Côte d'Ivoire : braquage de la BCEAO, Gbagbo et ses proches risquent 20 ans de prison

Par Gary SLM
Publié le 04 avril 2016 à 18:26 | mis à jour le 04 avril 2016 à 18:26

Laurent Gbagbo, Aké N'Gbo, Justin Koné Katinan ou encore Désiré Dallo pourraient être condamnés à vingt ans d’emprisonnement et le paiement d'une amende d'un million de francs CFA s'ils sont reconnus coupables du braquage de la BCEAO. C'est la peine requise par le parquet d'Abidjan ce lundi 4 avril, d'après Abidjan.net.

Gbagbo et ses "camarades" acculés de toute part.

Gbagbo comparait devant la Cour pénale internationale (CPI) depuis le 28 janvier 2016 pour crimes contre l'humanité. La Cour lui reproche d'avoir joué un rôle majeur dans la crise post-électorale ivoirienne de 2011. Dans le prolongement des actes perpétrés durant cette période, cette fois c'est la justice locale qui monte au créneau pour l'accuser d'avoir braqué la Banque centrale des États de l'Afrique de l'Ouest (BCEAO). Le procureur a requis 20 ans de prison et 1 million de FCFA d'amende ce lundi au tribunal de première instance d'Abidjan-Plateau.

Outre l'ex-président ivoirien, on retrouve sur le banc des accusés, Joseph Marie Aké N'Gbo (son ancien Premier ministre), les ministres Justin Koné Katinan (Budget et porte-parole de Gbagbo), Désiré Dallo (Économie et finances), pour ne citer que ceux-là. Les chefs d'accusation qui pèsent sur eux sont les suivants : « vol en réunion par effraction portant sur des caves à la BCEAO et des numéraires ; complicité de vol en réunion par effraction ; destruction d’une installation appartenant à autrui ; détournement de deniers publics ».

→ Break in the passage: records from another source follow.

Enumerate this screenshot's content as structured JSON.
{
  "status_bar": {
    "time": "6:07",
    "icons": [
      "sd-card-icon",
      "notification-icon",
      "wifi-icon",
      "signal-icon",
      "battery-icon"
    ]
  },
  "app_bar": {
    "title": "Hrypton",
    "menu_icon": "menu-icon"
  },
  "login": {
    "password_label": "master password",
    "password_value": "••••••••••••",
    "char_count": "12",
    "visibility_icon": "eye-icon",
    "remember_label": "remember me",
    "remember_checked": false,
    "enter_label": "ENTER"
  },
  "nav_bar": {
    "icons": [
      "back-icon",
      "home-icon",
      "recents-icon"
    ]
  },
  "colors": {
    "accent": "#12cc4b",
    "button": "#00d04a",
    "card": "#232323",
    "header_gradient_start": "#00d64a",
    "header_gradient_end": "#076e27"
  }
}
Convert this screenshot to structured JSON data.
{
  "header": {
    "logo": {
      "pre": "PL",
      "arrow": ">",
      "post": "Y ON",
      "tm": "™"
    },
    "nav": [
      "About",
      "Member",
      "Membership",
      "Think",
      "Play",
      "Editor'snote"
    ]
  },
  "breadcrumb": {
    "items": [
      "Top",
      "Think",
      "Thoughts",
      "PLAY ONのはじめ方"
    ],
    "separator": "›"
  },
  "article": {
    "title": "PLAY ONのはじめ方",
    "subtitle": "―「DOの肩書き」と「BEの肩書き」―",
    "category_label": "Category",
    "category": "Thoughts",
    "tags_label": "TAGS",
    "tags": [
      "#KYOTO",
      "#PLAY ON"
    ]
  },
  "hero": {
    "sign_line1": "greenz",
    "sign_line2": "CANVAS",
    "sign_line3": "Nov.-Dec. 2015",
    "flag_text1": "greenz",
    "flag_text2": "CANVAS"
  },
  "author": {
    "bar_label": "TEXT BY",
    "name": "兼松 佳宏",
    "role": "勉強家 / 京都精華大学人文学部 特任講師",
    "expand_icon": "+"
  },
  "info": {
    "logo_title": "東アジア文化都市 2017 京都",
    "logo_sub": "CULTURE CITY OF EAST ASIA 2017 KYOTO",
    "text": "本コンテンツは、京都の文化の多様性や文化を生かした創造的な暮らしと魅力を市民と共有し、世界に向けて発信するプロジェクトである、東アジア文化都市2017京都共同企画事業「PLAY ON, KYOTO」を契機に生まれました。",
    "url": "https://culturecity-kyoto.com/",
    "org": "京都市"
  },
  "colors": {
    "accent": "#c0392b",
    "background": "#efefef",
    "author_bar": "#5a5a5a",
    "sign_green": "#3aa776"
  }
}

La partie civile leur réclame des milliards de FCFA répartis comme suit : l'État de Côte d’Ivoire (827, 858 380 milliards FCFA), la Banque Nationale d'investissement (BNI) demande 1, 134 229 075 milliard FCFA et la Société des transports abidjanais (SOTRA) attend que 2, 527 milliards FCFA lui soient reversés. Selon les plaignants, « les préjudices subis sont les conséquences prévisibles de la confiscation du pouvoir par Gbagbo ».